По дороге домой он слушал «The Sheik of Araby»[98]. На свете мало найдется таких правильных вещей, как эти четыре ярких соло. Кларнет. Фортепьяно. Ударные. Виброфон.
Почему теперь никто не ненавидит Тохо? Никто не помнит этого убийцу, кроме меня, этого генерала с его давней мечтой — уничтожить мир. Они думают, Тохо — это автомобиль. Но спроси корейцев, они расскажут, как японцы об них ноги вытирали тридцать пять лет. Спроси маньчжуров про вежливость и корректность их завоевателей. Спроси китайцев — они расскажут тебе, какое удивительное понимание проявили эти маленькие плосколицые империалистические ублюдки. Спроси их о борделях для японских солдат, там было полно девочек, таких, как ты. Нет, моложе. Декан думает, что это я враг. Хо-хо! Спроси-ка ее, как их мальчики, возвращаясь домой, просто протрахали, продрали себе путь в свою Азию, спроси о тех женщинах-иностранках, которых они опустили и сделали шлюхами. Порасспроси в Маниле про бомбы, про тонны бомб, сброшенных японцами уже после того, как Манила стала свободным городом.
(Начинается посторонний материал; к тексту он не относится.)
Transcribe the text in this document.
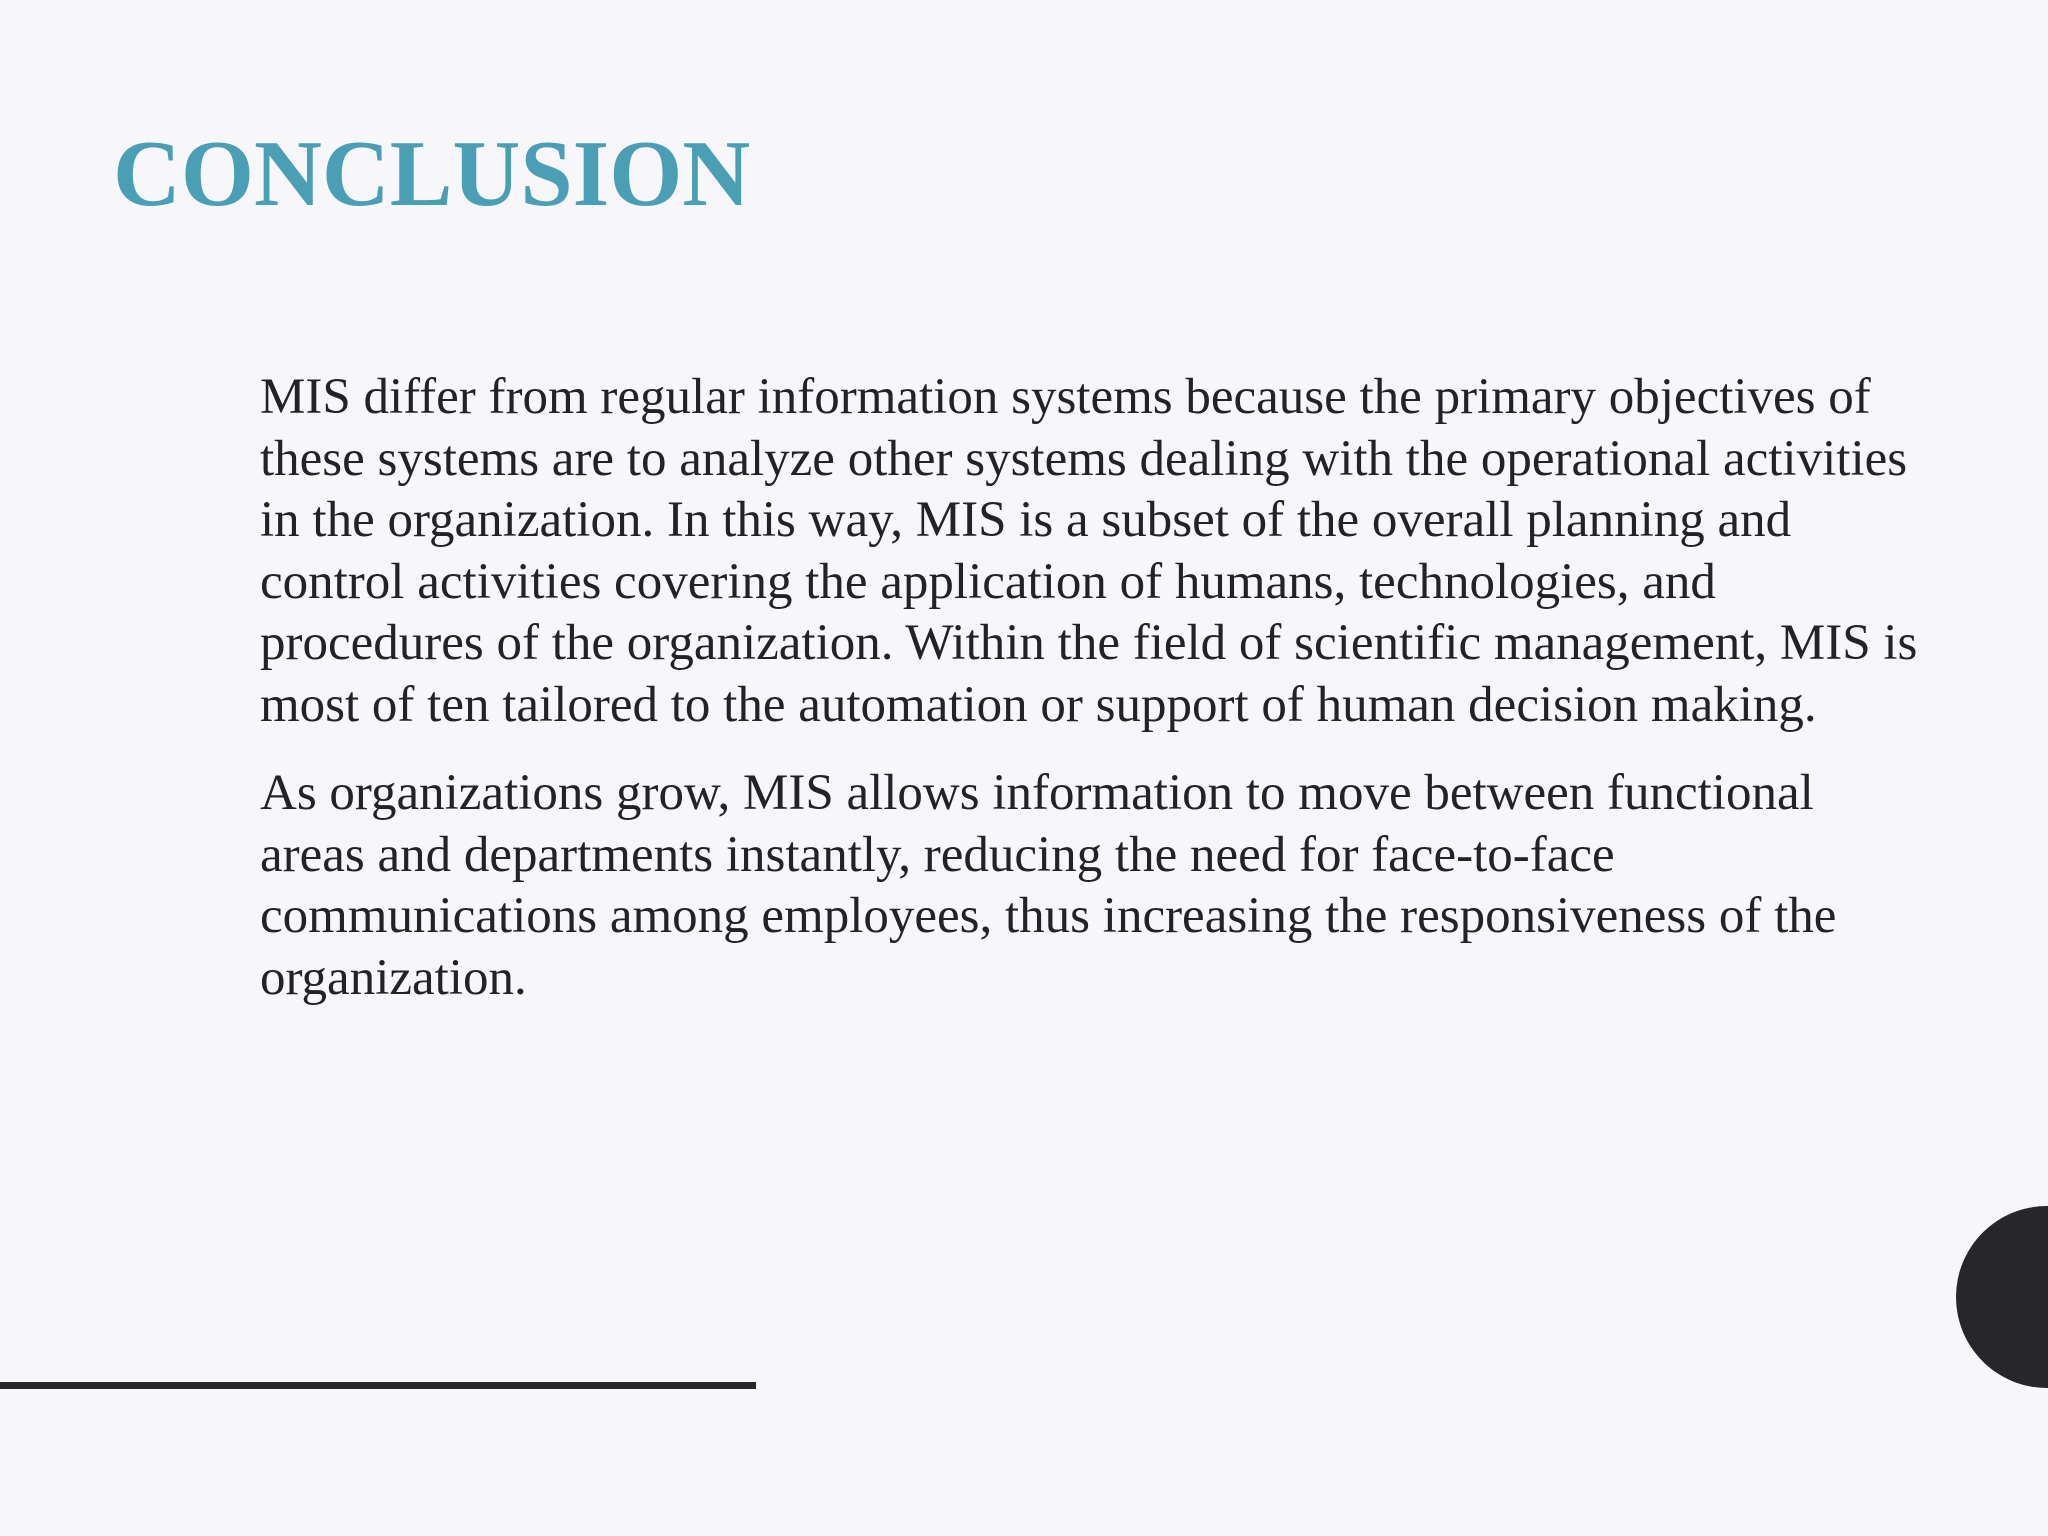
CONCLUSION

MIS differ from regular information systems because the primary objectives of these systems are to analyze other systems dealing with the operational activities in the organization. In this way, MIS is a subset of the overall planning and control activities covering the application of humans, technologies, and procedures of the organization. Within the field of scientific management, MIS is most of ten tailored to the automation or support of human decision making.

As organizations grow, MIS allows information to move between functional areas and departments instantly, reducing the need for face-to-face communications among employees, thus increasing the responsiveness of the organization.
Кто знает, возможно, однажды Учительница, наставляя своих девственных овечек, отвлечется на часок от темы «сексуальные преследования» и хотя бы упомянет о небольшом ужастике под названием Вторая мировая война. Японезы. Такие же высокомерные расисты, как и все расисты, — по сравнению с ними куклуксклановцы — это… Но откуда вам знать о ку-клукс-клане? Откуда вам вообще о чем-то знать, пока вы в лапах ваших учителей? Хочешь компромат на японезов? Спроси мою мать, эта женщина знает, что такое преследования. Спроси ее.
Он громко подпевал квартету, притворяясь, что он Джин Хохберг, вот кто умел завести свингом толпу подростков. Шаббат с наслаждением погрузился не столько в популярную песню двадцатых, в этот чернящий арабов гимн изнасилованию, сколько в бесконечный, отталкивающий, пронзительный спектакль, где с радостью играл роль дикаря. С чего бы миссионерам так возбухать, не будь дикарей. Эта их долбаная наивная нетерпимость к плотскому влечению! Совратитель малолетних! Сократ, Стриндберг и я. И все равно он прекрасно себя чувствует. Стеклянное позвякивание молоточков Лайонела Хемптона — это помогает от всего. А может, потому стало легче, что Рози больше не путается под ногами. А может, от сознания того, что он никогда не стремился быть приятным кому-то — и начинать не намерен. Да, да, да, он вдруг почувствовал неконтролируемую нежность к своей собственной загаженной жизни. И смехотворный голод: еще! Еще поражений! Еще разочарований! Еще одиночества! Еще артрита! Еще миссионеров! Чтобы с Божьей помощью еще какая-нибудь дала! И еще во что-нибудь вляпаться! Конечно, бездумное ощущение, что ты просто жив, не делает существование менее отвратительным. Возможно, он не герой детского утренника, но, что бы вы обо мне ни говорили, это была настоящая человеческая жизнь!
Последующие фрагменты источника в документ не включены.